Lebih lanjut Media menjelaskan, terdapat cara yang jauh lebih strategis, yaitu memperbaiki sistem pajak agar adil dan progresif. Dengan begitu, pemerintah bisa meningkatkan penerimaan negara tanpa mengorbankan fondasi masa depan, sekaligus membuat ekonomi lebih kuat. 

“Kita sering bicara soal berapa besar bantuan untuk orang miskin, tetapi jarang membahas bagaimana negara secara langsung dan tidak langsung memberi 'tunjangan perusahaan' kepada korporasi kaya melalui celah pajak. Studi ini mengungkap, jika kita menutup celah itu dan menata tarif pajak secara progresif, kita bukan hanya menambah penerimaan, tapi juga bisa menggerakkan ekonomi masyarakat. Yang perlu disadari publik adalah kita tidak kekurangan uang, kita hanya kekurangan kemauan politik untuk memperbaiki sistem perpajakan kita,” tutur Media.

Sementara itu, Peneliti Celios, Jaya Darmawan berpandangan, dengan mendorong penerimaan negara alternatif tidak hanya dapat menjadi solusi bagi peningkatan penerimaan negara yang signifikan, tetapi juga mampu meningkatkan aspek keadilan fiskal yang menjadi pertanyaan masyarakat luas.

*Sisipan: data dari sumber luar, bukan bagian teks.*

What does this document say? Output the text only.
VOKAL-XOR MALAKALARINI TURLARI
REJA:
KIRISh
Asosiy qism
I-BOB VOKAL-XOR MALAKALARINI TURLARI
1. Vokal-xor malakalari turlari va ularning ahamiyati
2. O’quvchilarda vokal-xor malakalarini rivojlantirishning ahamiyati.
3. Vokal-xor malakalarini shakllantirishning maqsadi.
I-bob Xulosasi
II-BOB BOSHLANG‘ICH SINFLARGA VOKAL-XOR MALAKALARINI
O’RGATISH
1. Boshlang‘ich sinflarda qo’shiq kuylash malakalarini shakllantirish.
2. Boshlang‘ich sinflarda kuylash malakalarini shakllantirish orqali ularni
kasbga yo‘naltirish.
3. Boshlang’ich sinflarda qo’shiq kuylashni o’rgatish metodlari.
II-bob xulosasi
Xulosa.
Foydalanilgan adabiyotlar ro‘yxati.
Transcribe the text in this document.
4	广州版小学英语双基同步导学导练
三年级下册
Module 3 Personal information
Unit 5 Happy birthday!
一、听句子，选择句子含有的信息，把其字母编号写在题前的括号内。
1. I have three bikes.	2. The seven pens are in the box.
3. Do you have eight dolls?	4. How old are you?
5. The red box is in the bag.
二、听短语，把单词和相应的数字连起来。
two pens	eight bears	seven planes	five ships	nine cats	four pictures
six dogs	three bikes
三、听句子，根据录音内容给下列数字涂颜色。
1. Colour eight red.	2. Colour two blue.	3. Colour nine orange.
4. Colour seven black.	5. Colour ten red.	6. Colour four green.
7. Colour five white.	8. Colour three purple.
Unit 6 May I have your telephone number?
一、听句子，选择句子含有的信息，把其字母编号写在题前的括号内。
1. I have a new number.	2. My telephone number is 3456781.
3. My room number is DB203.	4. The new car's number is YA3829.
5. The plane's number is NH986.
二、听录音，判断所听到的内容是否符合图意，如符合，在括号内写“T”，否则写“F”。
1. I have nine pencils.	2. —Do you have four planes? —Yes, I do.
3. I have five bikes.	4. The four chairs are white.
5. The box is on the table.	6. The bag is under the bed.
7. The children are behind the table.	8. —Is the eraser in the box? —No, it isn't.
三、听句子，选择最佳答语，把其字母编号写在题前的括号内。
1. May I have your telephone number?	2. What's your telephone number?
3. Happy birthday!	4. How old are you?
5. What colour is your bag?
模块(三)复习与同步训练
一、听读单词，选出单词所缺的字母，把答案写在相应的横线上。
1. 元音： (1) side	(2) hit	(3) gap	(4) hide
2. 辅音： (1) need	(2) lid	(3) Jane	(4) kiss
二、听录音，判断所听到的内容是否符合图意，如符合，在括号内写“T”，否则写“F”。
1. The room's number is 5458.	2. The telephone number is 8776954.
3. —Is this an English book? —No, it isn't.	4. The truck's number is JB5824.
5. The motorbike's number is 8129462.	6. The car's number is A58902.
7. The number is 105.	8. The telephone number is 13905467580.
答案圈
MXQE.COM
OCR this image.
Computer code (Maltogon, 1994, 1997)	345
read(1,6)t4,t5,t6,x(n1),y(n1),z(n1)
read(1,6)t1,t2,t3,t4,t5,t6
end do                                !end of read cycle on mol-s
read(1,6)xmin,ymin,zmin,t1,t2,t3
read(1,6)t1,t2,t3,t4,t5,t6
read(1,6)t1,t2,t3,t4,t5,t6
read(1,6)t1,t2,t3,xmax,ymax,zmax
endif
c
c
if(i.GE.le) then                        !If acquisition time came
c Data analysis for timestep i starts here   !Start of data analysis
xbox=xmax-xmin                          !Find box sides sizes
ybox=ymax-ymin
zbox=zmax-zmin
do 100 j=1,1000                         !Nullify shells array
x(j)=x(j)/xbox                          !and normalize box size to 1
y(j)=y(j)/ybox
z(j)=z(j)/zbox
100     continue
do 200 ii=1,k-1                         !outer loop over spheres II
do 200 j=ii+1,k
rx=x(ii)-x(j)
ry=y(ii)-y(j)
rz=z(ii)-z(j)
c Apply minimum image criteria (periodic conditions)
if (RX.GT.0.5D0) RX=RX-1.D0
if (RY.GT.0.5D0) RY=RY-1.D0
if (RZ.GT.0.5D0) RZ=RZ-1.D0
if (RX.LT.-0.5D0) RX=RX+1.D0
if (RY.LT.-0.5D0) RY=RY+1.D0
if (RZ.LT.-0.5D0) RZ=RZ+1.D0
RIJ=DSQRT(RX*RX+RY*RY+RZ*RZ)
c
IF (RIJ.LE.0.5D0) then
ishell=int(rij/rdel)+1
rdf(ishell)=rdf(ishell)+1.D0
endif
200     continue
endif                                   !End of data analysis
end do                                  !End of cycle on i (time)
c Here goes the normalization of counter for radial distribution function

“Bahkan, dalam aspek kerusakan lingkungan yang memiliki eksternalitas negatif yang tinggi, terdapat instrumen pajak biodiversity loss yang bisa menekan kehilangan keanekaragaman hayati kita, sekaligus menambah penerimaan pajak hingga Rp48,6 triliun,” kata Jaya.

“Pajak progresif di sektor lingkungan juga dapat mengurangi ketimpangan ekonomi yang diproduksi melalui aktivitas ekstraktif yang didominasi orang super kaya, yang mana 56 persen kekayaan 50 orang terkaya di Indonesia berasal dari sektor ekstraktif,” sambungnya.

3. Reformasi pajak tidak bisa ditunda lagi

Ilustrasi pajak. (IDN Times/Aditya Pratama)

Di sisi lain, Peneliti Celios lainnya, Galau D Muhammad menegaskan, pendekatan teknis sangat dimungkinkan untuk memitigasi double taxation dalam adopsi pajak progresif alternatif ini. Kebutuhan hari ini tak lain adalah keberanian politik untuk merancang sistem perpajakan yang berkeadilan.

“Titik awal bisa dimulai dengan meninjau ulang insentif pajak yang selama ini diberikan kepada korporasi besar. Upaya menggeser Insentif pajak yang tak berdampak signifikan terhadap pertumbuhan ekonomi dan penciptaan lapangan kerja akan efektif menutup kebocoran anggaran mencapai Rp137,4 triliun,” kata Galau.

Galau menambahkan, studi ini juga menegaskan reformasi perpajakan tidak lagi dapat ditunda. Celios pun mendorong pemerintah, parlemen, dan seluruh elemen masyarakat untuk menjadikan pajak progresif sebagai agenda prioritas nasional. Lebih dari sekadar mengamati, melainkan turut aktif mengawal arah reformasi ini agar sejalan dengan prinsip keadilan sosial dan visi pembangunan yang berkelanjutan.

“Reformasi perpajakan hanya akan bermakna jika dibarengi dengan transparansi menyeluruh, pembenahan infrastruktur data, serta penguatan kapasitas kelembagaan perpajakan. Sebab tanpa langkah progresif mengubah arah, negara akan selalu kehilangan momentum untuk mewujudkan tatanan keadilan yang nyata bagi semua orang,” kata Galau.